Will a revenue shortfall prompt changes to Florida's budget and tax system this time?
Meanwhile, state budget estimators note a trend toward slower rates of population growth, the economy’s primary engine. Population growth slowed to 1.8% in 2007 after hovering between 2% and 2.6% since the mid-1990s. Since 2005, Florida has slipped from second nationwide in state Gross Domestic Product to 12th. Unemployment, still below the national average, has risen to 4.7%.
Lawmakers will base this session’s trimming on new tax-receipt estimates due later this month. But prospects are bleak enough overall that the state estimates revenue will come in lower than it expected through 2011, says Baker.
Maybe this time?
As in past downturns, the crunch has left essential programs scrambling for operating funds. Florida Forever, the state’s land conservation program, has only $45 million left to spend; its approved acquisition list exceeds $11 billion. Environmental groups are proposing an amendment to create permanent funding.
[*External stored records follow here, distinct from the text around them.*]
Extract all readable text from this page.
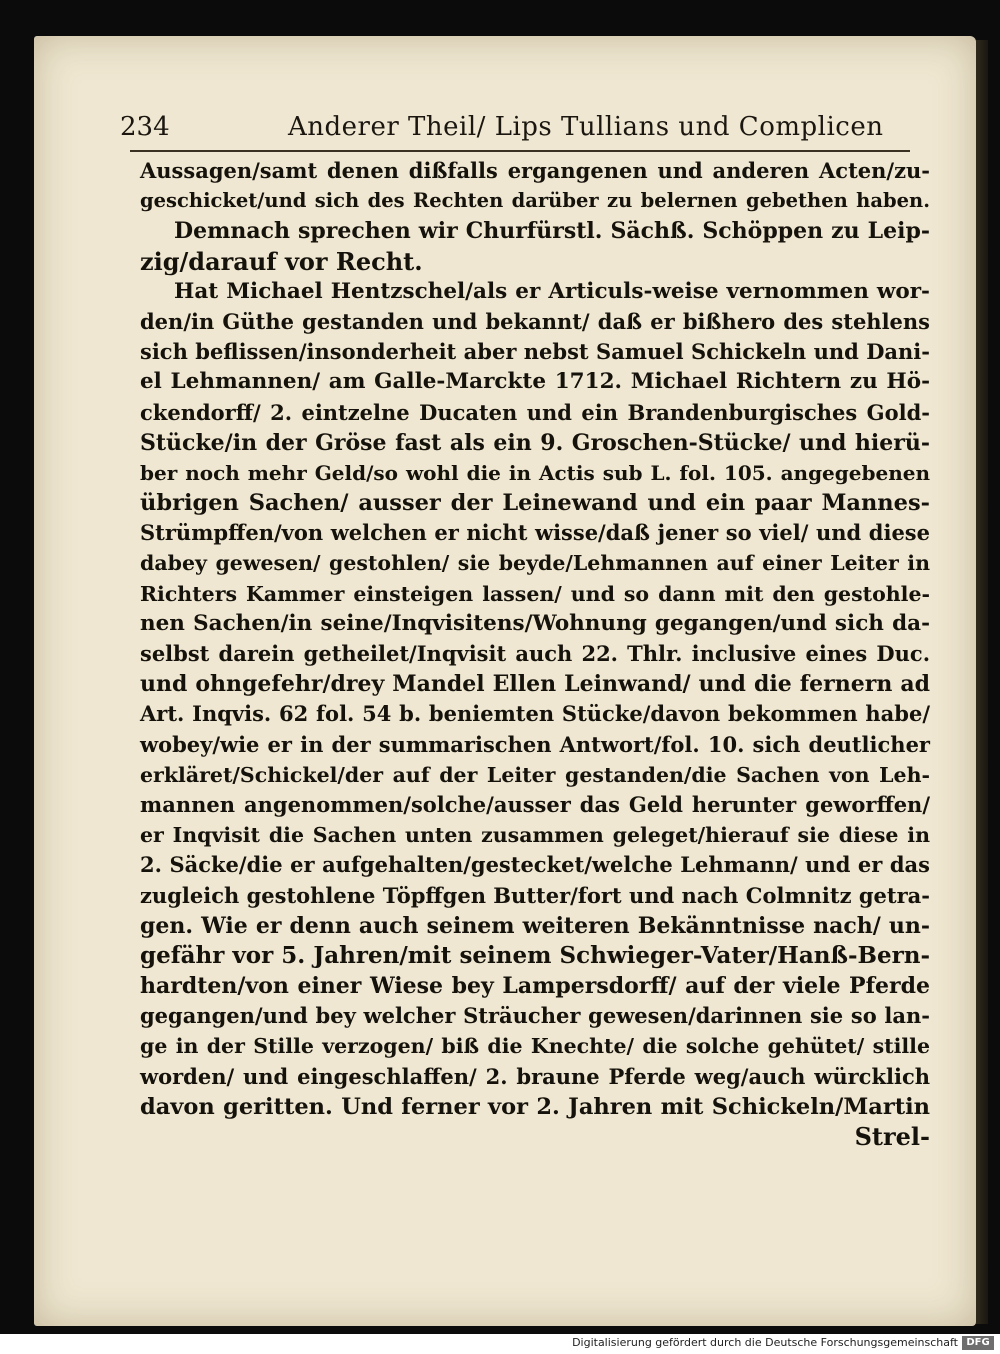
234	Anderer Theil/ Lips Tullians und Complicen
Aussagen/samt denen dißfalls ergangenen und anderen Acten/zu-
geschicket/und sich des Rechten darüber zu belernen gebethen haben.
Demnach sprechen wir Churfürstl. Sächß. Schöppen zu Leip-
zig/darauf vor Recht.
Hat Michael Hentzschel/als er Articuls-weise vernommen wor-
den/in Güthe gestanden und bekannt/ daß er bißhero des stehlens
sich beflissen/insonderheit aber nebst Samuel Schickeln und Dani-
el Lehmannen/ am Galle-Marckte 1712. Michael Richtern zu Hö-
ckendorff/ 2. eintzelne Ducaten und ein Brandenburgisches Gold-
Stücke/in der Gröse fast als ein 9. Groschen-Stücke/ und hierü-
ber noch mehr Geld/so wohl die in Actis sub L. fol. 105. angegebenen
übrigen Sachen/ ausser der Leinewand und ein paar Mannes-
Strümpffen/von welchen er nicht wisse/daß jener so viel/ und diese
dabey gewesen/ gestohlen/ sie beyde/Lehmannen auf einer Leiter in
Richters Kammer einsteigen lassen/ und so dann mit den gestohle-
nen Sachen/in seine/Inqvisitens/Wohnung gegangen/und sich da-
selbst darein getheilet/Inqvisit auch 22. Thlr. inclusive eines Duc.
und ohngefehr/drey Mandel Ellen Leinwand/ und die fernern ad
Art. Inqvis. 62 fol. 54 b. beniemten Stücke/davon bekommen habe/
wobey/wie er in der summarischen Antwort/fol. 10. sich deutlicher
erkläret/Schickel/der auf der Leiter gestanden/die Sachen von Leh-
mannen angenommen/solche/ausser das Geld herunter geworffen/
er Inqvisit die Sachen unten zusammen geleget/hierauf sie diese in
2. Säcke/die er aufgehalten/gestecket/welche Lehmann/ und er das
zugleich gestohlene Töpffgen Butter/fort und nach Colmnitz getra-
gen. Wie er denn auch seinem weiteren Bekänntnisse nach/ un-
gefähr vor 5. Jahren/mit seinem Schwieger-Vater/Hanß-Bern-
hardten/von einer Wiese bey Lampersdorff/ auf der viele Pferde
gegangen/und bey welcher Sträucher gewesen/darinnen sie so lan-
ge in der Stille verzogen/ biß die Knechte/ die solche gehütet/ stille
worden/ und eingeschlaffen/ 2. braune Pferde weg/auch würcklich
davon geritten. Und ferner vor 2. Jahren mit Schickeln/Martin
Strel-
Digitalisierung gefördert durch die Deutsche Forschungsgemeinschaft DFG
Meanwhile, the Board of Governors that oversees Florida’s 11 public universities has responded to cutbacks by voting to raise undergraduate, in-state tuition and fees by 8% next year, about $186 more per year for full-time students. Florida’s university tuition is the cheapest in the nation. University presidents have long pushed politically unpopular tuition hikes as a way to fix the state’s student-faculty ratio of 31:1, among the highest in the nation. The national average is 25:1. The increase is far from certain, however, since the Legislature disputes the board’s authority to set tuition.
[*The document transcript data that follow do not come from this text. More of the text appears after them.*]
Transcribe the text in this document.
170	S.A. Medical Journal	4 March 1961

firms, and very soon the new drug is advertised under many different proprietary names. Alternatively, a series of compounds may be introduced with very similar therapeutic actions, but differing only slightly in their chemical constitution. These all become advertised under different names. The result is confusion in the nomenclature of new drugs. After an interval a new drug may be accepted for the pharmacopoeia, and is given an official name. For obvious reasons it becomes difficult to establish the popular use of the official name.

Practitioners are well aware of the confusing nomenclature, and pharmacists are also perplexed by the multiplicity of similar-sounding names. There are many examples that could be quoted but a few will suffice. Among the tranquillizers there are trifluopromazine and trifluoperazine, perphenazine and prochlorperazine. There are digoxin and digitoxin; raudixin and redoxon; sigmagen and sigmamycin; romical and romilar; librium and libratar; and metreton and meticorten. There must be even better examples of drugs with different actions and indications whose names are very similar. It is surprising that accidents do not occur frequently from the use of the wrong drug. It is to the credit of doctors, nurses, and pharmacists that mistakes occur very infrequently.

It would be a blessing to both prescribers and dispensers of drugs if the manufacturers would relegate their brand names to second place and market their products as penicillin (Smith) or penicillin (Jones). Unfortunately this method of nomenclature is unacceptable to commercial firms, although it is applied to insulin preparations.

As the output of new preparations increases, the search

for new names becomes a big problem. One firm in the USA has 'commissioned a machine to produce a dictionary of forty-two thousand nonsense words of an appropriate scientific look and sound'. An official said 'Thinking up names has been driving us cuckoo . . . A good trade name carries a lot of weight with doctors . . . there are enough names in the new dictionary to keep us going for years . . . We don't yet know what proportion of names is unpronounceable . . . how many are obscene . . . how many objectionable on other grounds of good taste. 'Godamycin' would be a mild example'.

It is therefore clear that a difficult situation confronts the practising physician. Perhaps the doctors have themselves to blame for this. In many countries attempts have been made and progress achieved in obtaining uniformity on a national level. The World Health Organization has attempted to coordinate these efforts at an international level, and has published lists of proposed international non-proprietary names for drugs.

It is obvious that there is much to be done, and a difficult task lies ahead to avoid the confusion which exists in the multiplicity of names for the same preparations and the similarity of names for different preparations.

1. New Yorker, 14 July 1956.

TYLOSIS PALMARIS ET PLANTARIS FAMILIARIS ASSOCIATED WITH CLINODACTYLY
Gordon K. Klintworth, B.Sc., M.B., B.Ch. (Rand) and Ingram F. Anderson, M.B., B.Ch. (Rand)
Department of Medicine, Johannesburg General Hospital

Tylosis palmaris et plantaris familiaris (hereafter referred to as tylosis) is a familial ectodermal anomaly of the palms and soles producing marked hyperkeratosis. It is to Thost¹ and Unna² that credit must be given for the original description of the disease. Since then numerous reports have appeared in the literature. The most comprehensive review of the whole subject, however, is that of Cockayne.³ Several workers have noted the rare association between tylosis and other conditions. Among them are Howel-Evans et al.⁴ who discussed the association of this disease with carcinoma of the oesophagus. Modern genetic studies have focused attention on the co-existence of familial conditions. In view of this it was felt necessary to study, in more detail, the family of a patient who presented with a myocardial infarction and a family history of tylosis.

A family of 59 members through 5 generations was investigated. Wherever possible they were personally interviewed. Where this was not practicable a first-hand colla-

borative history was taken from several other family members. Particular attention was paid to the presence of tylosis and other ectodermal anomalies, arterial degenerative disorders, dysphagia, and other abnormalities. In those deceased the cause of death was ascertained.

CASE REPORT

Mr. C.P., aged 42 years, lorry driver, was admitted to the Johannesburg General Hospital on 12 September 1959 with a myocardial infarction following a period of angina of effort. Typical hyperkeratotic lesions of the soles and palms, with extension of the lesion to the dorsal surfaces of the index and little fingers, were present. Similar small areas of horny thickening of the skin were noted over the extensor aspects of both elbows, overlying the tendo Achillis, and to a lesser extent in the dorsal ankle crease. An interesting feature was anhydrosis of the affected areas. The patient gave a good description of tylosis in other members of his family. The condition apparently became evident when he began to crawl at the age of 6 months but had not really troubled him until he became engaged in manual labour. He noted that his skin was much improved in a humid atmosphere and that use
Like previous shortfalls, this year’s trouble also has refocused attention on tax reform efforts. The work of the state’s Taxation and Budget Reform Commission, constitutionally created to advise state officials and place amendments on the ballot, has taken on new urgency. Commission member John McKay, the former state Senate president who’s long worked to close sales tax loopholes, is pushing a plan to repeal $15 billion in exemptions on services and goods, from professional sports sky boxes to cattle growth enhancers.
All told, McKay says, the state is losing billions in sales tax each year. His plan would eliminate property tax funds for K-12 education except those that have been pledged for bonded capital projects.
Betting on a rebound
As for the immediate task of trimming a billion dollars or more, Crist’s proposed budget cuts $230 million worth of services and counts on big increases in gambling revenue. His proposals also assume increases in school property tax collections. Betting that the economy will rebound in a year, Crist also wants to raid dedicated trust funds, such as the state’s tobacco trust fund that pays for children’s healthcare, the workers’ comp trust fund and the insurance regulatory trust fund.
Legislative budget leaders aren’t keen on the idea. “It would be unwise for us to spend one-time monies on recurring expenditures in hopes that this revenue downturn will be short-lived,” Sansom says.
For their part, legislators appear likely to shift expenditures to areas they believe will stimulate the economy. Possible losers: State agencies; private universities, which get $3,000 tuition grants for Florida students; and private HMO providers that receive Medicaid reimbursements. Likely winners: Road builders, community colleges and job-training programs, all seen as crucial to stimulating the economy.
Dominic Calabro, president and CEO of Florida TaxWatch, which is working with the state’s business community on economic stimulus proposals, says he hopes lawmakers will concentrate on “tried-and-true” methods such as streamlined permitting to speed economic growth rather than new programs. “What can we do to encourage more capital formation in Florida?” Calabro asks. “The only thing certain is that throwing money at the economy won’t stimulate it.”